Life is a race to futility. This video of Barbie Jay is a showcase of those different scenarios of futility. Barbie Jay self-appoints himself as a teacher then invites various residents to his intellectual lectures as he presents his research thesis on futility. We are given the first scenario of two shopkeepers competing over a customer.
He then presents the case of a graduate who completes his degree at Makerere University. As the norm dictates, he throws a graduation party. Then, the endless search for jobs begins. You know where the graduate ends up? He joins the Old Taxi Park as a senior conductor.
This video is very much tuned to reality. It asks the same questions that we ask ourselves when alone, and it gives one answer to those questions; “it’s all pointless.” That’s the depressing part of the video. It shows us the Ugandan versions of Greek legend, Sisyphus, who cheated Hades and was punished for eternity to keep rolling a boulder up a mountain. Thus, in this video, Barbie Jay whether knowingly or unknowingly compares the human race to Sisyphus. Yet the video tries to make a similar conclusion about Sisyphus-that we must imagine Ugandans happy in this chase of wind.

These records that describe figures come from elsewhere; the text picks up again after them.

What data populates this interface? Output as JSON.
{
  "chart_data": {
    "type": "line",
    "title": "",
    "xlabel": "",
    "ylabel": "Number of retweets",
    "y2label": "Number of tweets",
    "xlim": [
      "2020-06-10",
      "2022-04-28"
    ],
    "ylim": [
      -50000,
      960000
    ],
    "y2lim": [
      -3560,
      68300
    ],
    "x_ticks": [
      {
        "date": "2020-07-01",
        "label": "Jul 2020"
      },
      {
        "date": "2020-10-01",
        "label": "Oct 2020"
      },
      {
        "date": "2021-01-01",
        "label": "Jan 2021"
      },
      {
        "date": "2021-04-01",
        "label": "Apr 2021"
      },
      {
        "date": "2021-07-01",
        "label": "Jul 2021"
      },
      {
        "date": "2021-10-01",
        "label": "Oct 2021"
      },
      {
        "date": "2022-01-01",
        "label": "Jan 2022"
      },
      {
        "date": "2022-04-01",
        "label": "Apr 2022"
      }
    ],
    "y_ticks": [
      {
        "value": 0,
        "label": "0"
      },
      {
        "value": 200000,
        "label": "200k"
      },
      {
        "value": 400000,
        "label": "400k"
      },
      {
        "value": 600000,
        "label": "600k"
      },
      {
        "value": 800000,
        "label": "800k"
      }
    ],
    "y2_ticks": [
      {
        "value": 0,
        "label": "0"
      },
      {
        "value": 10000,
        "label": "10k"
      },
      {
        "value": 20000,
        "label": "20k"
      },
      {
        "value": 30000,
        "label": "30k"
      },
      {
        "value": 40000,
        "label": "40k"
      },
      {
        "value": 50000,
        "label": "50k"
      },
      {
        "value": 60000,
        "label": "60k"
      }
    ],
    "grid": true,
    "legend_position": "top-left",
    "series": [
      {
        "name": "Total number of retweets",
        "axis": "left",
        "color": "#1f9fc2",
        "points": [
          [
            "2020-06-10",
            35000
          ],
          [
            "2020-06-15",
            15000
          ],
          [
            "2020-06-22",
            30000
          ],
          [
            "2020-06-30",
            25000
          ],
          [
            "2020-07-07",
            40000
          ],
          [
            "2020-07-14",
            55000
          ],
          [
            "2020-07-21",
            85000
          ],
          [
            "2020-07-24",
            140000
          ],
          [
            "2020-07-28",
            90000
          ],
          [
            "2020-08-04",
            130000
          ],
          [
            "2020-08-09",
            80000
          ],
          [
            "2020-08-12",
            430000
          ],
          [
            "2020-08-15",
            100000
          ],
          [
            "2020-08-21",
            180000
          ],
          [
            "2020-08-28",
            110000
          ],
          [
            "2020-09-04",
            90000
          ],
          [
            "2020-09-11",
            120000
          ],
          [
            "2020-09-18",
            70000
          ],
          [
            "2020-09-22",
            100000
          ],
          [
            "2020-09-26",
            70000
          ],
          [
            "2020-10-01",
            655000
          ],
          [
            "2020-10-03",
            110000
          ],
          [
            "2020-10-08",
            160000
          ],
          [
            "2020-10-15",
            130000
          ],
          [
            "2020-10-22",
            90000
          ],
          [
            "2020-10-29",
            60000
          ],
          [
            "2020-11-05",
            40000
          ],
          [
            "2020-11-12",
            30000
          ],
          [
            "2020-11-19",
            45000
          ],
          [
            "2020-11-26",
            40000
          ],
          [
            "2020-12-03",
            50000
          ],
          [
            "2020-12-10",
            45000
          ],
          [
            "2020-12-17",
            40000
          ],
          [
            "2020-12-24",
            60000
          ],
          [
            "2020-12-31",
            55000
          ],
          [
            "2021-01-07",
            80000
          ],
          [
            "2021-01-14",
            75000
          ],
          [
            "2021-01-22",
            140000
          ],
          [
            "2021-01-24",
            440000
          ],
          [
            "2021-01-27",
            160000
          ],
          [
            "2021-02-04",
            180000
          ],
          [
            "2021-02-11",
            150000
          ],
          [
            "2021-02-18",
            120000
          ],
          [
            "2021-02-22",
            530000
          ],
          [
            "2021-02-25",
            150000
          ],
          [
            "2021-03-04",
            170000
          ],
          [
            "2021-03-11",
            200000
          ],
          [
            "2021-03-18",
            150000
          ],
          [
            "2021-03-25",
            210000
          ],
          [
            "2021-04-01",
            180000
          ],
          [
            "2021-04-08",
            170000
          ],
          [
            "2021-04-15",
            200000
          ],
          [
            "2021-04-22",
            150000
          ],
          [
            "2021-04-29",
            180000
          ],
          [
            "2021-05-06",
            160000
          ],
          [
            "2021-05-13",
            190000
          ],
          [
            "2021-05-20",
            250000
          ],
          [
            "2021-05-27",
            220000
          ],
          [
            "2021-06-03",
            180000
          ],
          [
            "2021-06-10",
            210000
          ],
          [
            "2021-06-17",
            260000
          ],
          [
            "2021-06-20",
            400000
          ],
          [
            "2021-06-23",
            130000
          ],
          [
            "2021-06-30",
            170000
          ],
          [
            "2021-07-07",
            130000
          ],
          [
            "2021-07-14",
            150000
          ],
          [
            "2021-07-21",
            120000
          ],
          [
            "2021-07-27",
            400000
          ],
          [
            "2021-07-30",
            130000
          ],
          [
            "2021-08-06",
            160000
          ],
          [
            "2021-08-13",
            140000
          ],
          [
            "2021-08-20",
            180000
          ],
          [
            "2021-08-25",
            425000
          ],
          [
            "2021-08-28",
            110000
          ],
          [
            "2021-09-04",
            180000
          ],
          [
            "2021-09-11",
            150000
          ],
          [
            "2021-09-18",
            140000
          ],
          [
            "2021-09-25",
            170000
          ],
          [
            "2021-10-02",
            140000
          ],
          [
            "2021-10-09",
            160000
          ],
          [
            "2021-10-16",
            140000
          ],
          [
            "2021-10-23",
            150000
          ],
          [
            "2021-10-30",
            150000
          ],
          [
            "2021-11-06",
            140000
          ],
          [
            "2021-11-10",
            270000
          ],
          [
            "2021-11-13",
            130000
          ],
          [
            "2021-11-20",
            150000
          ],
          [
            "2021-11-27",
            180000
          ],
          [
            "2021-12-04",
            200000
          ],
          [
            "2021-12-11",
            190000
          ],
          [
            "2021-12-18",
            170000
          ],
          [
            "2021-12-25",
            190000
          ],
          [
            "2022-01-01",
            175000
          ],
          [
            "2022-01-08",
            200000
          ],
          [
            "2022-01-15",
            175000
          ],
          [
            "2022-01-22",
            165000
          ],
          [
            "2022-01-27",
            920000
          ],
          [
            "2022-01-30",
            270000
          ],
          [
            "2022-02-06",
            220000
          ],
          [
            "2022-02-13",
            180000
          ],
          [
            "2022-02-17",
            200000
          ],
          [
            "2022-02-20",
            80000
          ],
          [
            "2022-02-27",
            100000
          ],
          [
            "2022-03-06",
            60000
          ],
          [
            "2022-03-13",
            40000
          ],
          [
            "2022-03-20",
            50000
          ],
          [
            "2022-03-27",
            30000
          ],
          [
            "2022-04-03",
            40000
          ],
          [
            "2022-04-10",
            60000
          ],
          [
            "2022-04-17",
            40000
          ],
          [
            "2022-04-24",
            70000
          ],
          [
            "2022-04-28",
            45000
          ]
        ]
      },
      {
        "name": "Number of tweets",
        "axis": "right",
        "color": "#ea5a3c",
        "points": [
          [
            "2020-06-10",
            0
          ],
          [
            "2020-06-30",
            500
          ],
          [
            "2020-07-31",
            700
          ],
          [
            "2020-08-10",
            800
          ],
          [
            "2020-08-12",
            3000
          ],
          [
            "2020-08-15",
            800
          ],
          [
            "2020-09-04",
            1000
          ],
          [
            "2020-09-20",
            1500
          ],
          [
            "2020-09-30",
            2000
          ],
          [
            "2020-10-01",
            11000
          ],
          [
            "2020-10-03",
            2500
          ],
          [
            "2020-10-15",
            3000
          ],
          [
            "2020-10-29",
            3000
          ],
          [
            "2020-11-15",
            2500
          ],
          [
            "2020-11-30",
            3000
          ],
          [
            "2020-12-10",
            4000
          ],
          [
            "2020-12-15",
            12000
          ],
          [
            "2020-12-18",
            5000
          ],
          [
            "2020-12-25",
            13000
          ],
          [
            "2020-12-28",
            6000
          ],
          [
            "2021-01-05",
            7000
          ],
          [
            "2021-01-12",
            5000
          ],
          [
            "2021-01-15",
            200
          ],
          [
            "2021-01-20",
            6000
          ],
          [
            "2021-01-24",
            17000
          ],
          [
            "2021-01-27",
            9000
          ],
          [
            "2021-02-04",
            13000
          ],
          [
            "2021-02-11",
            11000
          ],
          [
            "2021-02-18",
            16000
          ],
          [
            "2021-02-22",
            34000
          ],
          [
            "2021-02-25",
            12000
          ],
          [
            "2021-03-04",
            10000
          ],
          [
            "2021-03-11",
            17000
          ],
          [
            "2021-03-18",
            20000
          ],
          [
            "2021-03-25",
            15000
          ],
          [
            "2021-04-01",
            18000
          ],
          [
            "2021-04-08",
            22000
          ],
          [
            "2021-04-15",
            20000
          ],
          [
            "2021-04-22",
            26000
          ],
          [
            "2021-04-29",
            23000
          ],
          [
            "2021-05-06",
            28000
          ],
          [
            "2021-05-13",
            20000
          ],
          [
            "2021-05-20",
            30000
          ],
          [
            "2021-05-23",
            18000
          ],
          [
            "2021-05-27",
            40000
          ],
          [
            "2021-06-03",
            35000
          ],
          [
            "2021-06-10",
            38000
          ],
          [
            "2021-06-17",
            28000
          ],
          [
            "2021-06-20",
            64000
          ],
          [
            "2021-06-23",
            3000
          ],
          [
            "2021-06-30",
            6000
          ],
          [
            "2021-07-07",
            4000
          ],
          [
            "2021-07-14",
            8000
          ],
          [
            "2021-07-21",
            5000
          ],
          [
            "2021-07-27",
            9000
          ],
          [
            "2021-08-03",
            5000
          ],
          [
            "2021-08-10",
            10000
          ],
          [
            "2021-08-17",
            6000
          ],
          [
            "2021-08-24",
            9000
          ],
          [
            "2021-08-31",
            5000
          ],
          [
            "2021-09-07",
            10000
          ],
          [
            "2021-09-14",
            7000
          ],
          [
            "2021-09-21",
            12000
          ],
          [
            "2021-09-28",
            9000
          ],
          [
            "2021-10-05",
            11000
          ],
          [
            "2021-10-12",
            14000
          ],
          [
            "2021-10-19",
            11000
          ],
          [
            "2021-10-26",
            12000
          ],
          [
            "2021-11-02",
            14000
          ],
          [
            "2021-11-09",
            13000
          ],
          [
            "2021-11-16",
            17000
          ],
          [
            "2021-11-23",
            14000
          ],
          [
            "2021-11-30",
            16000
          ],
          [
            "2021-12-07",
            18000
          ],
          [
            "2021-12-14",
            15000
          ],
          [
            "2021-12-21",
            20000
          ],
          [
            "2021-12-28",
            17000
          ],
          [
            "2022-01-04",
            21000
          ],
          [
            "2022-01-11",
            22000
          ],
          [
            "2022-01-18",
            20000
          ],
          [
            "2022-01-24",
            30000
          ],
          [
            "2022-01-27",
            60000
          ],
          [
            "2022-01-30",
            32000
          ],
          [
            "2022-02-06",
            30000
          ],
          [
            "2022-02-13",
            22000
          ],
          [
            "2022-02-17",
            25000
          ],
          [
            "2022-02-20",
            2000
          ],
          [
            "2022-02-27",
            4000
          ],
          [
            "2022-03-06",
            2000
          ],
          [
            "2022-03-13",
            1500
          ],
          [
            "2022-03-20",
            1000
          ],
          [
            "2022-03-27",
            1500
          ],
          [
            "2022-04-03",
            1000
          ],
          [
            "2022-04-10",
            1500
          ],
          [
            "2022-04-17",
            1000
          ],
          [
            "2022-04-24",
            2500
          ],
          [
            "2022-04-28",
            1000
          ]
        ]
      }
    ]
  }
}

But isn’t Barbie Jay’s video futile itself? Does it make any real point other than that which we already know? The video tries too much to illustrate every case the song talks about. A better work would have been done if the producers zeroed down on one case and gave it a laser kind of focus. As a result of the many cases, it seems disorganised, far off from a good music video, and another pointless video. Bwerere just.